Mission Hosp. Reg’l Med. Ctr. v. Burwell, ___ F.3d ___, No. 13-56264, 2016 WL 1399335 (9th Cir. Apr. 11, 2016).

Mission Hospital Regional Medical Center (a Medicare-approved acute care hospital) purchased South Coast Medical Center (also a Medicare-approved facility) in Laguna Beach.  Mission attempted to avoid South Coast’s potential liabilities under its Medicare provider agreement by purchasing only South Coast’s assets.  South Coast’s liabilities included possible mandated reimbursements to Medicare for previous overpayments received by South Coast.  As a consequence, the Secretary of Health and Human Services did not allow Mission to bill Medicare several million dollars for patient services at its new Laguna Beach campus before it acquired a Medicare provider agreement for that facility.

The Secretary’s decision to disallow Mission’s bills was upheld by an administrative law judge and by an agency appeals board. Mission sought judicial review, and the district court affirmed the agency decision.

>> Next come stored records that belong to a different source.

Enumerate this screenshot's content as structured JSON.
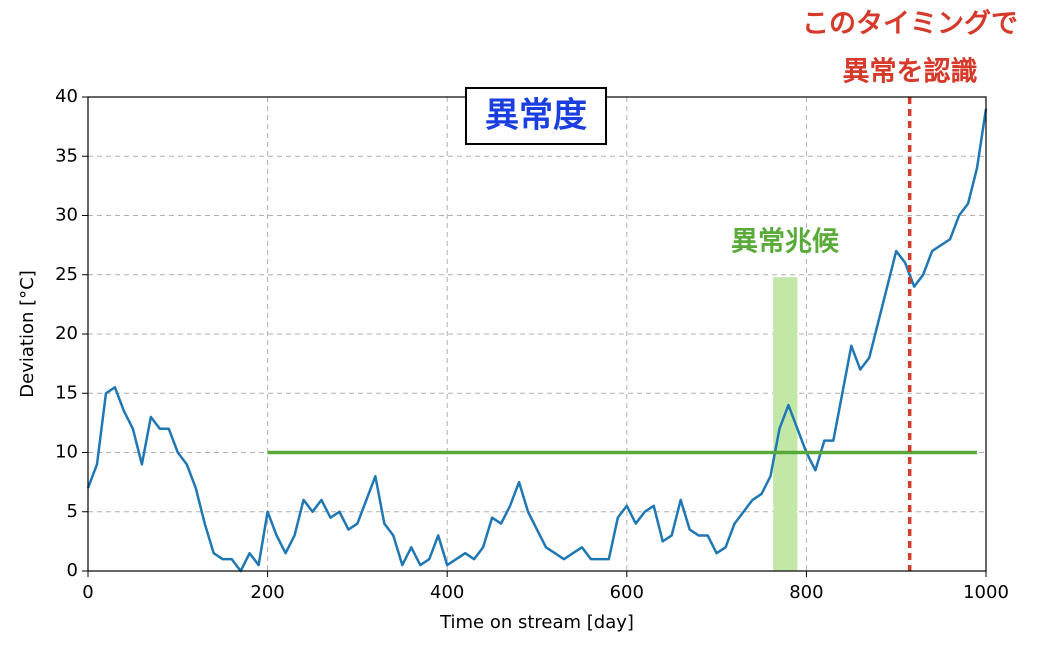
{
  "chart_data": {
    "type": "line",
    "title": "異常度",
    "xlabel": "Time on stream [day]",
    "ylabel": "Deviation [°C]",
    "x": [
      0,
      10,
      20,
      30,
      40,
      50,
      60,
      70,
      80,
      90,
      100,
      110,
      120,
      130,
      140,
      150,
      160,
      170,
      180,
      190,
      200,
      210,
      220,
      230,
      240,
      250,
      260,
      270,
      280,
      290,
      300,
      310,
      320,
      330,
      340,
      350,
      360,
      370,
      380,
      390,
      400,
      410,
      420,
      430,
      440,
      450,
      460,
      470,
      480,
      490,
      500,
      510,
      520,
      530,
      540,
      550,
      560,
      570,
      580,
      590,
      600,
      610,
      620,
      630,
      640,
      650,
      660,
      670,
      680,
      690,
      700,
      710,
      720,
      730,
      740,
      750,
      760,
      770,
      780,
      790,
      800,
      810,
      820,
      830,
      840,
      850,
      860,
      870,
      880,
      890,
      900,
      910,
      920,
      930,
      940,
      950,
      960,
      970,
      980,
      990,
      1000
    ],
    "values": [
      7,
      9,
      15,
      15.5,
      13.5,
      12,
      9,
      13,
      12,
      12,
      10,
      9,
      7,
      4,
      1.5,
      1,
      1,
      0,
      1.5,
      0.5,
      5,
      3,
      1.5,
      3,
      6,
      5,
      6,
      4.5,
      5,
      3.5,
      4,
      6,
      8,
      4,
      3,
      0.5,
      2,
      0.5,
      1,
      3,
      0.5,
      1,
      1.5,
      1,
      2,
      4.5,
      4,
      5.5,
      7.5,
      5,
      3.5,
      2,
      1.5,
      1,
      1.5,
      2,
      1,
      1,
      1,
      4.5,
      5.5,
      4,
      5,
      5.5,
      2.5,
      3,
      6,
      3.5,
      3,
      3,
      1.5,
      2,
      4,
      5,
      6,
      6.5,
      8,
      12,
      14,
      12,
      10,
      8.5,
      11,
      11,
      15,
      19,
      17,
      18,
      21,
      24,
      27,
      26,
      24,
      25,
      27,
      27.5,
      28,
      30,
      31,
      34,
      39
    ],
    "color": "#1f77b4",
    "xlim": [
      0,
      1000
    ],
    "ylim": [
      0,
      40
    ],
    "xticks": [
      0,
      200,
      400,
      600,
      800,
      1000
    ],
    "yticks": [
      0,
      5,
      10,
      15,
      20,
      25,
      30,
      35,
      40
    ],
    "grid": true,
    "threshold": {
      "value": 10,
      "start": 200,
      "end": 990,
      "color": "#58a83a"
    },
    "span": {
      "x": [
        763,
        790
      ],
      "top": 24.8,
      "color": "#c2e8a8",
      "label": "異常兆候",
      "label_color": "#5aab3a"
    },
    "vline": {
      "x": 915,
      "color": "#d63a2b",
      "label": [
        "このタイミングで",
        "異常を認識"
      ]
    }
  }
}
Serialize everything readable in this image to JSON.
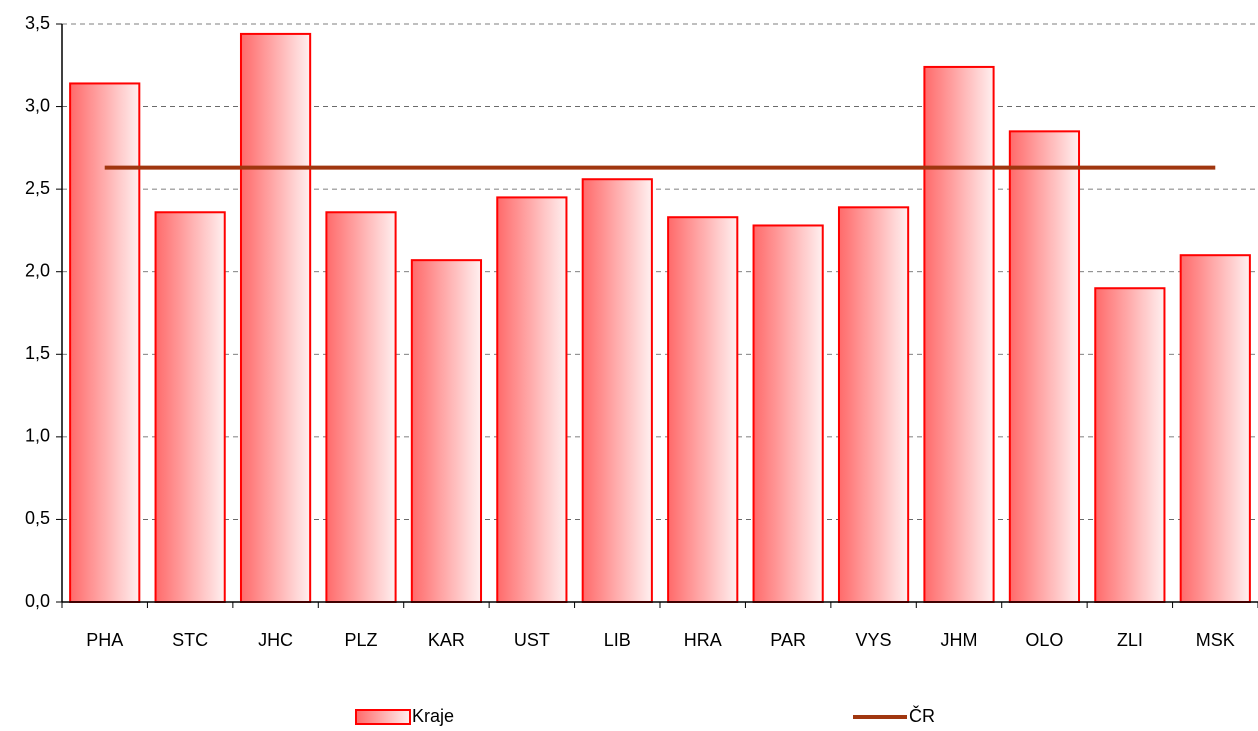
{
  "chart_data": {
    "type": "bar",
    "categories": [
      "PHA",
      "STC",
      "JHC",
      "PLZ",
      "KAR",
      "UST",
      "LIB",
      "HRA",
      "PAR",
      "VYS",
      "JHM",
      "OLO",
      "ZLI",
      "MSK"
    ],
    "series": [
      {
        "name": "Kraje",
        "type": "bar",
        "color": "#ff0000",
        "values": [
          3.14,
          2.36,
          3.44,
          2.36,
          2.07,
          2.45,
          2.56,
          2.33,
          2.28,
          2.39,
          3.24,
          2.85,
          1.9,
          2.1
        ]
      },
      {
        "name": "ČR",
        "type": "line",
        "color": "#a0360f",
        "values": [
          2.63,
          2.63,
          2.63,
          2.63,
          2.63,
          2.63,
          2.63,
          2.63,
          2.63,
          2.63,
          2.63,
          2.63,
          2.63,
          2.63
        ]
      }
    ],
    "ylim": [
      0,
      3.5
    ],
    "yticks": [
      {
        "value": 0,
        "label": "0,0"
      },
      {
        "value": 0.5,
        "label": "0,5"
      },
      {
        "value": 1,
        "label": "1,0"
      },
      {
        "value": 1.5,
        "label": "1,5"
      },
      {
        "value": 2,
        "label": "2,0"
      },
      {
        "value": 2.5,
        "label": "2,5"
      },
      {
        "value": 3,
        "label": "3,0"
      },
      {
        "value": 3.5,
        "label": "3,5"
      }
    ],
    "grid": true
  }
}
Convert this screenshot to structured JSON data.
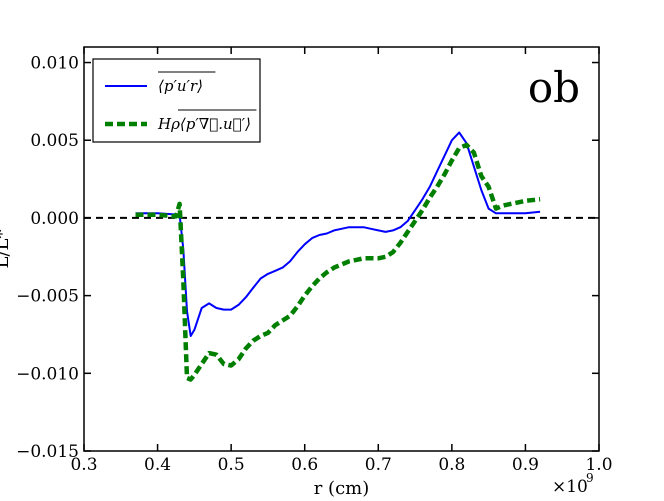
{
  "chart_data": {
    "type": "line",
    "title": "",
    "panel_label": "ob",
    "xlabel": "r (cm)",
    "x_multiplier": "×10",
    "x_multiplier_exp": "9",
    "ylabel": "L/L*",
    "xlim": [
      0.3,
      1.0
    ],
    "ylim": [
      -0.015,
      0.011
    ],
    "x_ticks": [
      0.3,
      0.4,
      0.5,
      0.6,
      0.7,
      0.8,
      0.9,
      1.0
    ],
    "x_tick_labels": [
      "0.3",
      "0.4",
      "0.5",
      "0.6",
      "0.7",
      "0.8",
      "0.9",
      "1.0"
    ],
    "y_ticks": [
      -0.015,
      -0.01,
      -0.005,
      0.0,
      0.005,
      0.01
    ],
    "y_tick_labels": [
      "−0.015",
      "−0.010",
      "−0.005",
      "0.000",
      "0.005",
      "0.010"
    ],
    "reference_line_y": 0.0,
    "grid": false,
    "legend_position": "top-left",
    "series": [
      {
        "name": "⟨p′u′r⟩",
        "color": "#0000ff",
        "style": "solid",
        "x": [
          0.37,
          0.4,
          0.43,
          0.435,
          0.44,
          0.445,
          0.45,
          0.46,
          0.47,
          0.48,
          0.49,
          0.5,
          0.51,
          0.52,
          0.53,
          0.54,
          0.55,
          0.56,
          0.57,
          0.58,
          0.59,
          0.6,
          0.61,
          0.62,
          0.63,
          0.64,
          0.65,
          0.66,
          0.67,
          0.68,
          0.69,
          0.7,
          0.71,
          0.72,
          0.73,
          0.74,
          0.75,
          0.76,
          0.77,
          0.78,
          0.79,
          0.8,
          0.81,
          0.82,
          0.83,
          0.84,
          0.85,
          0.86,
          0.87,
          0.88,
          0.89,
          0.9,
          0.92
        ],
        "y": [
          0.0003,
          0.0003,
          0.0002,
          -0.002,
          -0.006,
          -0.0076,
          -0.0072,
          -0.0058,
          -0.0055,
          -0.0058,
          -0.0059,
          -0.0059,
          -0.0056,
          -0.0051,
          -0.0045,
          -0.0039,
          -0.0036,
          -0.0034,
          -0.0032,
          -0.0028,
          -0.0022,
          -0.0017,
          -0.0013,
          -0.0011,
          -0.001,
          -0.0008,
          -0.0007,
          -0.0006,
          -0.0006,
          -0.0006,
          -0.0007,
          -0.0008,
          -0.0009,
          -0.0008,
          -0.0006,
          -0.0002,
          0.0005,
          0.0012,
          0.002,
          0.003,
          0.004,
          0.005,
          0.0055,
          0.0048,
          0.0033,
          0.0018,
          0.0006,
          0.0003,
          0.0003,
          0.0003,
          0.0003,
          0.0003,
          0.0004
        ]
      },
      {
        "name": "Hρ⟨p′∇⃗.u⃗′⟩",
        "color": "#007f00",
        "style": "dashed",
        "x": [
          0.37,
          0.4,
          0.425,
          0.43,
          0.435,
          0.44,
          0.445,
          0.45,
          0.46,
          0.47,
          0.48,
          0.49,
          0.5,
          0.51,
          0.52,
          0.53,
          0.54,
          0.55,
          0.56,
          0.57,
          0.58,
          0.59,
          0.6,
          0.61,
          0.62,
          0.63,
          0.64,
          0.65,
          0.66,
          0.67,
          0.68,
          0.69,
          0.7,
          0.71,
          0.72,
          0.73,
          0.74,
          0.75,
          0.76,
          0.77,
          0.78,
          0.79,
          0.8,
          0.81,
          0.82,
          0.83,
          0.84,
          0.85,
          0.86,
          0.87,
          0.88,
          0.89,
          0.9,
          0.92
        ],
        "y": [
          0.0002,
          0.0002,
          0.0001,
          0.0009,
          -0.004,
          -0.0103,
          -0.0104,
          -0.0101,
          -0.0094,
          -0.0087,
          -0.0088,
          -0.0094,
          -0.0095,
          -0.0091,
          -0.0084,
          -0.0079,
          -0.0076,
          -0.0074,
          -0.0069,
          -0.0066,
          -0.0063,
          -0.0057,
          -0.005,
          -0.0044,
          -0.0039,
          -0.0035,
          -0.0032,
          -0.003,
          -0.0028,
          -0.0027,
          -0.0026,
          -0.0026,
          -0.0026,
          -0.0025,
          -0.0022,
          -0.0016,
          -0.0009,
          -0.0002,
          0.0005,
          0.0013,
          0.002,
          0.0028,
          0.0037,
          0.0045,
          0.0047,
          0.0042,
          0.0027,
          0.002,
          0.0006,
          0.0008,
          0.0009,
          0.001,
          0.0011,
          0.0012
        ]
      }
    ]
  }
}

The Ninth Circuit also affirmed.  The court held that when Mission extinguished South Coast’s Medicare provider agreement and refused to assume South Coast’s contractual liability to return overpayments to Medicare, Mission did not and could not take assignment of South Coast’s provider agreement.  The Laguna Beach campus became, for Medicare purposes, a “new hospital” without a provider agreement.  Moreover, the Laguna Beach campus could not enroll as a Medicare provider until it was separately accredited and entered into its own provider agreement.  The court also rejected Mission’s reliance on 42 C.F.R. § 489.13(d)(2), which states that the effective date of Medicare enrollment for a provider like Mission may be retroactive for up to one year from unpaid covered services provided to a Medicare beneficiary.  The use of the word “may” in this regulation gives the Secretary discretion about when to grant retroactive coverage.  The Secretary’s policy was to exercise her discretion under this rule only in favor of accredited providers in compliance with the Medicare participation requirements.  The court held that the Secretary reasonably determined that § 489.13(d)(2) was inapplicable here because there was no assurance that Mission’s Laguna Beach campus was in compliance with the participation requirements at the time the services were provided.